Part of the story of black urban life in late-20th- and 21st-century America, and part of Mr. Marshall’s story, is of life in low-income housing projects. Such projects were designed by the government in the 1930s as alternatives to city slums. But the gesture had no follow-up. Once built, economic support was scant and by the 1960s the projects had drastically deteriorated, becoming media emblems of poverty and crime.

Mr. Marshall briefly lived in a project when he was a child and has good memories of it. In “The Garden Project,” those memories collide and fuse with social realities. Landscaped projects in Los Angeles and Chicago (where Mr. Marshall lives) look both idyllic and corrupted. They are painted with photorealist precision, spattered with daubs of pigment that suggest bullet holes.

We see children, among them the young Mr. Marshall with his sister and brother. They play, glance shyly toward us, seem innocent of fear. Adults are not so carefree. In a picture called “Many Mansions,” three men dressed in formal clothes, like churchgoers or undertakers, appear to be either gardening or digging a grave. Bluebirds flutter about; Easter baskets sit on the grass. The distant project towers look blank, dead; the earth seems to bleed.

In the years since 1995, Mr. Marshall has painted many gardens, blighted and edenic, ambiguously shaded. He has painted, with unambiguous seriousness, a gallery’s worth of revolutionaries. In the “Portrait of Nat Turner With the Head of His Master” (2011), the ax-wielding rebel is a kind of biblical hero, a black David turning his back on a dead Goliath whose severed head is one of the show’s very few images of a white person.

And he has painted artists, fictional ones, male and female, with regal coiffures; immense, paint-caked palettes; and paint-by-numbers self-portraits on their easels. As the catalog points out, the paint-by-number craze arrived in the 1950s, around the time the civil rights movement started, which was around the time Mr. Marshall was born. It was a type of painting for anyone and everyone, universal in that way. And although the subjects were fixed, the colors were not; you could switch them around, personalize your look, the way Mr. Marshall taught himself painting, and enriched it, by sampling themes and styles of older masters.
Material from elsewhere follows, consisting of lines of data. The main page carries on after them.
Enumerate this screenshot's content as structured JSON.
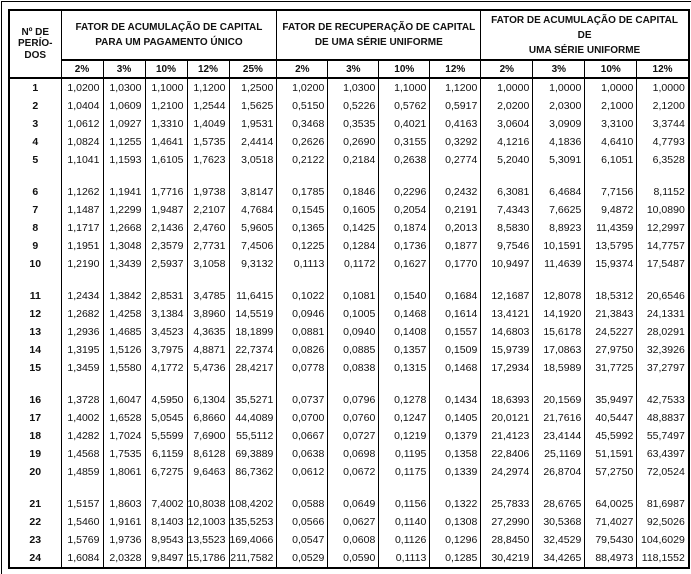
{
  "colors": {
    "border": "#000000",
    "text": "#111111",
    "background": "#ffffff"
  },
  "document": {
    "period_header": "Nº DE\nPERÍO-\nDOS",
    "band_size": 5,
    "groups": [
      {
        "title": "FATOR DE ACUMULAÇÃO DE CAPITAL\nPARA UM PAGAMENTO ÚNICO",
        "rates": [
          "2%",
          "3%",
          "10%",
          "12%",
          "25%"
        ]
      },
      {
        "title": "FATOR DE RECUPERAÇÃO DE CAPITAL\nDE UMA SÉRIE UNIFORME",
        "rates": [
          "2%",
          "3%",
          "10%",
          "12%"
        ]
      },
      {
        "title": "FATOR DE ACUMULAÇÃO DE CAPITAL DE\nUMA SÉRIE UNIFORME",
        "rates": [
          "2%",
          "3%",
          "10%",
          "12%"
        ]
      }
    ],
    "rows": [
      {
        "period": "1",
        "values": [
          [
            "1,0200",
            "1,0300",
            "1,1000",
            "1,1200",
            "1,2500"
          ],
          [
            "1,0200",
            "1,0300",
            "1,1000",
            "1,1200"
          ],
          [
            "1,0000",
            "1,0000",
            "1,0000",
            "1,0000"
          ]
        ]
      },
      {
        "period": "2",
        "values": [
          [
            "1,0404",
            "1,0609",
            "1,2100",
            "1,2544",
            "1,5625"
          ],
          [
            "0,5150",
            "0,5226",
            "0,5762",
            "0,5917"
          ],
          [
            "2,0200",
            "2,0300",
            "2,1000",
            "2,1200"
          ]
        ]
      },
      {
        "period": "3",
        "values": [
          [
            "1,0612",
            "1,0927",
            "1,3310",
            "1,4049",
            "1,9531"
          ],
          [
            "0,3468",
            "0,3535",
            "0,4021",
            "0,4163"
          ],
          [
            "3,0604",
            "3,0909",
            "3,3100",
            "3,3744"
          ]
        ]
      },
      {
        "period": "4",
        "values": [
          [
            "1,0824",
            "1,1255",
            "1,4641",
            "1,5735",
            "2,4414"
          ],
          [
            "0,2626",
            "0,2690",
            "0,3155",
            "0,3292"
          ],
          [
            "4,1216",
            "4,1836",
            "4,6410",
            "4,7793"
          ]
        ]
      },
      {
        "period": "5",
        "values": [
          [
            "1,1041",
            "1,1593",
            "1,6105",
            "1,7623",
            "3,0518"
          ],
          [
            "0,2122",
            "0,2184",
            "0,2638",
            "0,2774"
          ],
          [
            "5,2040",
            "5,3091",
            "6,1051",
            "6,3528"
          ]
        ]
      },
      {
        "period": "6",
        "values": [
          [
            "1,1262",
            "1,1941",
            "1,7716",
            "1,9738",
            "3,8147"
          ],
          [
            "0,1785",
            "0,1846",
            "0,2296",
            "0,2432"
          ],
          [
            "6,3081",
            "6,4684",
            "7,7156",
            "8,1152"
          ]
        ]
      },
      {
        "period": "7",
        "values": [
          [
            "1,1487",
            "1,2299",
            "1,9487",
            "2,2107",
            "4,7684"
          ],
          [
            "0,1545",
            "0,1605",
            "0,2054",
            "0,2191"
          ],
          [
            "7,4343",
            "7,6625",
            "9,4872",
            "10,0890"
          ]
        ]
      },
      {
        "period": "8",
        "values": [
          [
            "1,1717",
            "1,2668",
            "2,1436",
            "2,4760",
            "5,9605"
          ],
          [
            "0,1365",
            "0,1425",
            "0,1874",
            "0,2013"
          ],
          [
            "8,5830",
            "8,8923",
            "11,4359",
            "12,2997"
          ]
        ]
      },
      {
        "period": "9",
        "values": [
          [
            "1,1951",
            "1,3048",
            "2,3579",
            "2,7731",
            "7,4506"
          ],
          [
            "0,1225",
            "0,1284",
            "0,1736",
            "0,1877"
          ],
          [
            "9,7546",
            "10,1591",
            "13,5795",
            "14,7757"
          ]
        ]
      },
      {
        "period": "10",
        "values": [
          [
            "1,2190",
            "1,3439",
            "2,5937",
            "3,1058",
            "9,3132"
          ],
          [
            "0,1113",
            "0,1172",
            "0,1627",
            "0,1770"
          ],
          [
            "10,9497",
            "11,4639",
            "15,9374",
            "17,5487"
          ]
        ]
      },
      {
        "period": "11",
        "values": [
          [
            "1,2434",
            "1,3842",
            "2,8531",
            "3,4785",
            "11,6415"
          ],
          [
            "0,1022",
            "0,1081",
            "0,1540",
            "0,1684"
          ],
          [
            "12,1687",
            "12,8078",
            "18,5312",
            "20,6546"
          ]
        ]
      },
      {
        "period": "12",
        "values": [
          [
            "1,2682",
            "1,4258",
            "3,1384",
            "3,8960",
            "14,5519"
          ],
          [
            "0,0946",
            "0,1005",
            "0,1468",
            "0,1614"
          ],
          [
            "13,4121",
            "14,1920",
            "21,3843",
            "24,1331"
          ]
        ]
      },
      {
        "period": "13",
        "values": [
          [
            "1,2936",
            "1,4685",
            "3,4523",
            "4,3635",
            "18,1899"
          ],
          [
            "0,0881",
            "0,0940",
            "0,1408",
            "0,1557"
          ],
          [
            "14,6803",
            "15,6178",
            "24,5227",
            "28,0291"
          ]
        ]
      },
      {
        "period": "14",
        "values": [
          [
            "1,3195",
            "1,5126",
            "3,7975",
            "4,8871",
            "22,7374"
          ],
          [
            "0,0826",
            "0,0885",
            "0,1357",
            "0,1509"
          ],
          [
            "15,9739",
            "17,0863",
            "27,9750",
            "32,3926"
          ]
        ]
      },
      {
        "period": "15",
        "values": [
          [
            "1,3459",
            "1,5580",
            "4,1772",
            "5,4736",
            "28,4217"
          ],
          [
            "0,0778",
            "0,0838",
            "0,1315",
            "0,1468"
          ],
          [
            "17,2934",
            "18,5989",
            "31,7725",
            "37,2797"
          ]
        ]
      },
      {
        "period": "16",
        "values": [
          [
            "1,3728",
            "1,6047",
            "4,5950",
            "6,1304",
            "35,5271"
          ],
          [
            "0,0737",
            "0,0796",
            "0,1278",
            "0,1434"
          ],
          [
            "18,6393",
            "20,1569",
            "35,9497",
            "42,7533"
          ]
        ]
      },
      {
        "period": "17",
        "values": [
          [
            "1,4002",
            "1,6528",
            "5,0545",
            "6,8660",
            "44,4089"
          ],
          [
            "0,0700",
            "0,0760",
            "0,1247",
            "0,1405"
          ],
          [
            "20,0121",
            "21,7616",
            "40,5447",
            "48,8837"
          ]
        ]
      },
      {
        "period": "18",
        "values": [
          [
            "1,4282",
            "1,7024",
            "5,5599",
            "7,6900",
            "55,5112"
          ],
          [
            "0,0667",
            "0,0727",
            "0,1219",
            "0,1379"
          ],
          [
            "21,4123",
            "23,4144",
            "45,5992",
            "55,7497"
          ]
        ]
      },
      {
        "period": "19",
        "values": [
          [
            "1,4568",
            "1,7535",
            "6,1159",
            "8,6128",
            "69,3889"
          ],
          [
            "0,0638",
            "0,0698",
            "0,1195",
            "0,1358"
          ],
          [
            "22,8406",
            "25,1169",
            "51,1591",
            "63,4397"
          ]
        ]
      },
      {
        "period": "20",
        "values": [
          [
            "1,4859",
            "1,8061",
            "6,7275",
            "9,6463",
            "86,7362"
          ],
          [
            "0,0612",
            "0,0672",
            "0,1175",
            "0,1339"
          ],
          [
            "24,2974",
            "26,8704",
            "57,2750",
            "72,0524"
          ]
        ]
      },
      {
        "period": "21",
        "values": [
          [
            "1,5157",
            "1,8603",
            "7,4002",
            "10,8038",
            "108,4202"
          ],
          [
            "0,0588",
            "0,0649",
            "0,1156",
            "0,1322"
          ],
          [
            "25,7833",
            "28,6765",
            "64,0025",
            "81,6987"
          ]
        ]
      },
      {
        "period": "22",
        "values": [
          [
            "1,5460",
            "1,9161",
            "8,1403",
            "12,1003",
            "135,5253"
          ],
          [
            "0,0566",
            "0,0627",
            "0,1140",
            "0,1308"
          ],
          [
            "27,2990",
            "30,5368",
            "71,4027",
            "92,5026"
          ]
        ]
      },
      {
        "period": "23",
        "values": [
          [
            "1,5769",
            "1,9736",
            "8,9543",
            "13,5523",
            "169,4066"
          ],
          [
            "0,0547",
            "0,0608",
            "0,1126",
            "0,1296"
          ],
          [
            "28,8450",
            "32,4529",
            "79,5430",
            "104,6029"
          ]
        ]
      },
      {
        "period": "24",
        "values": [
          [
            "1,6084",
            "2,0328",
            "9,8497",
            "15,1786",
            "211,7582"
          ],
          [
            "0,0529",
            "0,0590",
            "0,1113",
            "0,1285"
          ],
          [
            "30,4219",
            "34,4265",
            "88,4973",
            "118,1552"
          ]
        ]
      }
    ]
  }
}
One of his fictional artists seems to be basing her portrait colors on those of the stunning print wrap she’s wearing, which is a painting in itself. Another has depicted himself dressed entirely in pink, though he’s wearing drab green and tan. In all cases, the painting of the face has been left unfinished — in some, untouched, as if that would be the last decision to make. Is it because they don’t know what the colors will be? Or because black is so complex?

You know there would be some interesting choices from this group. Together, they look like an artist-army: mature, sober, purposeful, full of ideas, ready to get great, which Mr. Marshall already is.